A propos du rapport sur l’« Accès des femmes à des soins médicaux légaux : problème du recours non réglementé à l’objection de conscience ».
La rapporteure, Christine McCafferty soulignait « Il y a une nécessité d’établir un équilibre entre l’objection de conscience d’un individu qui refuse d’accomplir un acte médical donné, d’une part, et la responsabilité professionnelle et le droit de chaque patient à recevoir un traitement légal dans un délai approprié, d'autre part. (…). Tout en reconnaissant le droit d’un individu à l’objection de conscience vis-à-vis de l’accomplissement d’un acte médical donné, la commission des questions sociales, de la santé et de la famille se préoccupe vivement de la montée de cette pratique qui, en grande partie, n’est pas réglementée, surtout dans le domaine de la santé reproductive, dans de nombreux Etats membres du Conseil de l’Europe »
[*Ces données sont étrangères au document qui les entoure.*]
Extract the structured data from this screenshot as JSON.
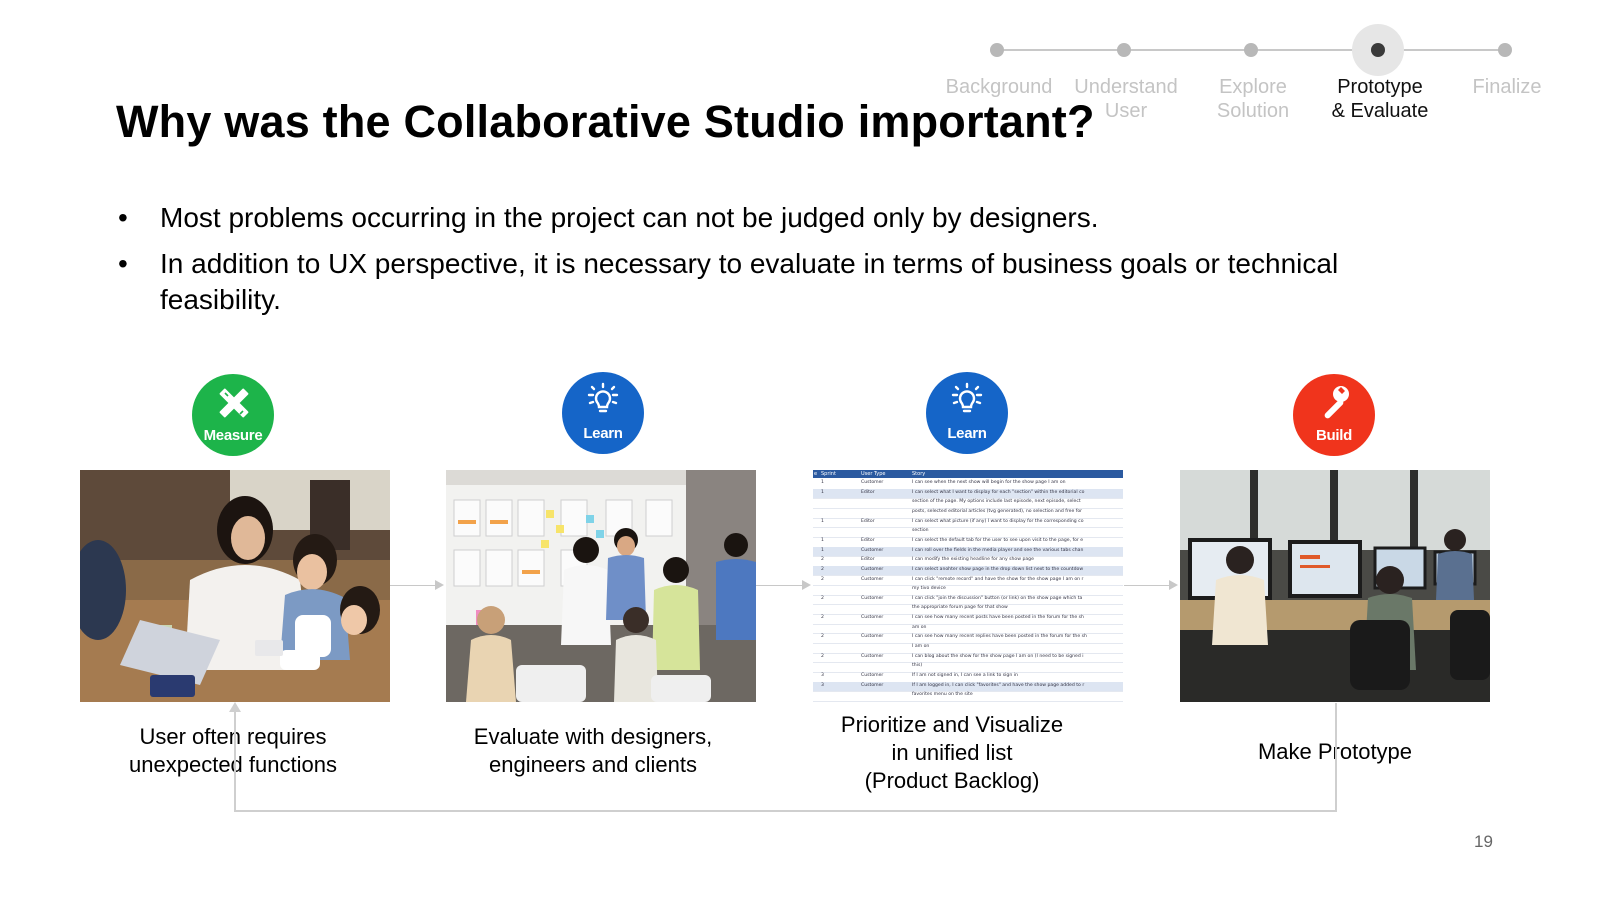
{
  "stepper": {
    "steps": [
      {
        "label": "Background",
        "active": false
      },
      {
        "label": "Understand\nUser",
        "active": false
      },
      {
        "label": "Explore\nSolution",
        "active": false
      },
      {
        "label": "Prototype\n& Evaluate",
        "active": true
      },
      {
        "label": "Finalize",
        "active": false
      }
    ]
  },
  "title": "Why was the Collaborative Studio important?",
  "bullets": [
    "Most problems occurring in the project can not be judged only by designers.",
    "In addition to UX perspective, it is necessary to evaluate in terms of business goals or technical feasibility."
  ],
  "flow": [
    {
      "badge": "Measure",
      "badge_icon": "pencil-ruler-icon",
      "badge_color": "#1db44a",
      "caption": "User often requires\nunexpected functions"
    },
    {
      "badge": "Learn",
      "badge_icon": "lightbulb-icon",
      "badge_color": "#1565c8",
      "caption": "Evaluate with designers,\nengineers and clients"
    },
    {
      "badge": "Learn",
      "badge_icon": "lightbulb-icon",
      "badge_color": "#1565c8",
      "caption": "Prioritize and Visualize\nin unified list\n(Product Backlog)"
    },
    {
      "badge": "Build",
      "badge_icon": "wrench-icon",
      "badge_color": "#f0341c",
      "caption": "Make Prototype"
    }
  ],
  "backlog": {
    "headers": [
      "e",
      "Sprint",
      "User Type",
      "Story"
    ],
    "rows": [
      {
        "sprint": "1",
        "type": "Customer",
        "story": "I can see when the next show will begin for the show page I am on"
      },
      {
        "sprint": "1",
        "type": "Editor",
        "story": "I can select what I want to display for each \"section\" within the editorial co"
      },
      {
        "sprint": "",
        "type": "",
        "story": "section of the page. My options include last episode, next episode, select"
      },
      {
        "sprint": "",
        "type": "",
        "story": "posts, selected editorial articles (tvg generated), no selection and free for"
      },
      {
        "sprint": "1",
        "type": "Editor",
        "story": "I can select what picture (if any) I want to display for the corresponding co"
      },
      {
        "sprint": "",
        "type": "",
        "story": "section"
      },
      {
        "sprint": "1",
        "type": "Editor",
        "story": "I can select the default tab for the user to see upon visit to the page, for e"
      },
      {
        "sprint": "1",
        "type": "Customer",
        "story": "I can roll over the fields in the media player and see the various tabs chan"
      },
      {
        "sprint": "2",
        "type": "Editor",
        "story": "I can modify the existing headline for any show page"
      },
      {
        "sprint": "2",
        "type": "Customer",
        "story": "I can select anohter show page in the drop down list next to the countdow"
      },
      {
        "sprint": "2",
        "type": "Customer",
        "story": "I can click \"remote record\" and have the show for the show page I am on r"
      },
      {
        "sprint": "",
        "type": "",
        "story": "my tivo device"
      },
      {
        "sprint": "2",
        "type": "Customer",
        "story": "I can click \"join the discussion\" button (or link) on the show page which ta"
      },
      {
        "sprint": "",
        "type": "",
        "story": "the appropriate forum page for that show"
      },
      {
        "sprint": "2",
        "type": "Customer",
        "story": "I can see how many recent posts have been posted in the forum for the sh"
      },
      {
        "sprint": "",
        "type": "",
        "story": "am on"
      },
      {
        "sprint": "2",
        "type": "Customer",
        "story": "I can see how many recent replies have been posted in the forum for the sh"
      },
      {
        "sprint": "",
        "type": "",
        "story": "I am on"
      },
      {
        "sprint": "2",
        "type": "Customer",
        "story": "I can blog about the show for the show page I am on (I need to be signed i"
      },
      {
        "sprint": "",
        "type": "",
        "story": "this)"
      },
      {
        "sprint": "3",
        "type": "Customer",
        "story": "If I am not signed in, I can see a link to sign in"
      },
      {
        "sprint": "3",
        "type": "Customer",
        "story": "If I am logged in, I can click \"favorites\" and have the show page added to r"
      },
      {
        "sprint": "",
        "type": "",
        "story": "favorites menu on the site"
      }
    ]
  },
  "page_number": "19"
}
Contrairement au texte proposé, la résolution adoptée par le Conseil de l'Europe le 7 octobre renforce le droit du personnel médical à l’objection de conscience.
Des confusions sont introduites entre l’objection de conscience individuelle, la responsabilité professionnelle et le droit de la patiente. Un amalgame est fait entre liberté de pensée ou de religion, qui relève du domaine strictement personnel et privé, et éthique professionnelle, qui concerne l’égal accès à des soins de qualité pour toutEs.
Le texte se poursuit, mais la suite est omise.